Movies

‘Her’ may be Scarjo’s greatest performance, and we don’t even see her

Scarlett Johansson gives what may well be the performance of her career in Spike Jonze’s “Her,’’ opening Friday. But we never actually see her in the movie — the bodacious actress provides the voice of the title character, a computer operating system who seduces a writer (Joaquin Phoenix) going through a rough divorce.

Progressively flirtatious, sympathetic, neurotic, yearning and callous as the OS Samantha, it’s a vocal tour-de-force by an actress whose in-person performances have often seemed self-conscious on the big screen. It doesn’t hurt that Jonze has written Johansson a more complex character, with better lines, than those played by Amy Adams and Rooney Mara.

Johansson’s work so impressed the jury at the recent Rome Film Festival that they gave her their best actress award.
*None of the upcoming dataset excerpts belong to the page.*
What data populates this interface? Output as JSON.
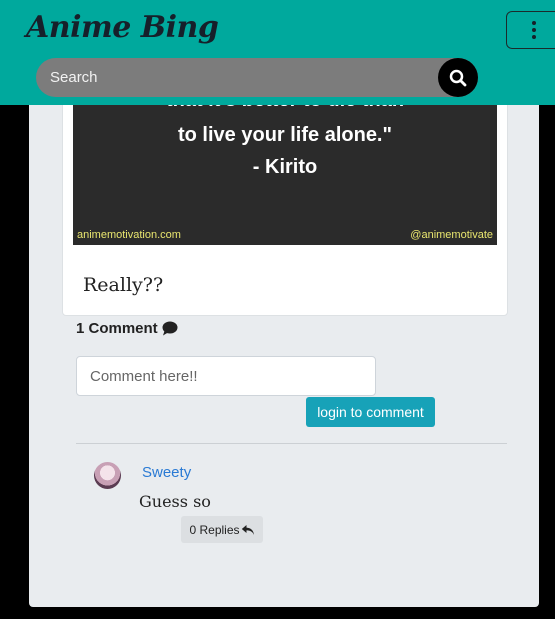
{
  "header": {
    "brand": "Anime Bing",
    "search_placeholder": "Search"
  },
  "post": {
    "quote_line1": "that it's better to die than",
    "quote_line2": "to live your life alone.\"",
    "quote_author": "- Kirito",
    "watermark_left": "animemotivation.com",
    "watermark_right": "@animemotivate",
    "text": "Really??"
  },
  "comments": {
    "count_label": "1 Comment",
    "input_placeholder": "Comment here!!",
    "login_button": "login to comment",
    "items": [
      {
        "username": "Sweety",
        "text": "Guess so",
        "replies_label": "0 Replies"
      }
    ]
  },
  "colors": {
    "header_bg": "#00a99d",
    "link": "#2a7ad4",
    "button_bg": "#17a2b8"
  }
}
In “Her,” Joaquin Phoenix falls in love with a computer operating system voiced by Scarlett Johansson.Venturelli/WireImage

But the Hollywood Foreign Press Association recently notified Warner Bros. that the voice performance was ineligible for the Golden Globes — just as the HFPA refused to consider Andy Serkis’ voice-and-motion capture work in “The Hobbit: An Unexpected Journey’’ and “Rise of the Planet of the Apes.’’

Johansson remains technically eligible for an Oscar nomination — but there’s absolutely no precedent there for honoring voice-only performances. It hasn’t happened for any animated film ever, or for James Earl Jones as Darth Vader, Seth MacFarlane in “Ted’’ — or for the most famous computer voice of all time: Douglas Rain, as HAL 9000 in “2001: A Space Odyssey.’’

A Warner Bros. rep told the Hollywood Reporter the studio plans to campaign for Johansson to receive a nomination. But perhaps muddying the waters for Johansson’s awards hopes is the odd fact that in most of Phoenix’s scenes, he’s acting in response to vocals from another actress.

While “Her’’ was in production, actress Samantha Morton played the computer alter ego and was in a booth on the set feeding lines to Phoenix. But then, months later, Jonze decided he needed to recast the part of Samantha.

“We just couldn’t get there,’’ Jonze told New York Magazine. “Making a movie like this, in which a character only exists in her voice, in the reaction of a character on-screen, and in the viewer’s imagination — she had to exist just in the air — it’s hard to know what’s going to make that work. We didn’t know until we got deep into post-production.’’

The younger Johansson — the star of “Lost in Translation,’’ directed by Jonze’s ex-wife Sofia Coppola — was brought in as a replacement. Phoenix fed her lines in some scenes on a recording stage, and the actor redubbed part of his own performance with Johansson in mind, the magazine reported. However they did it, she’s great.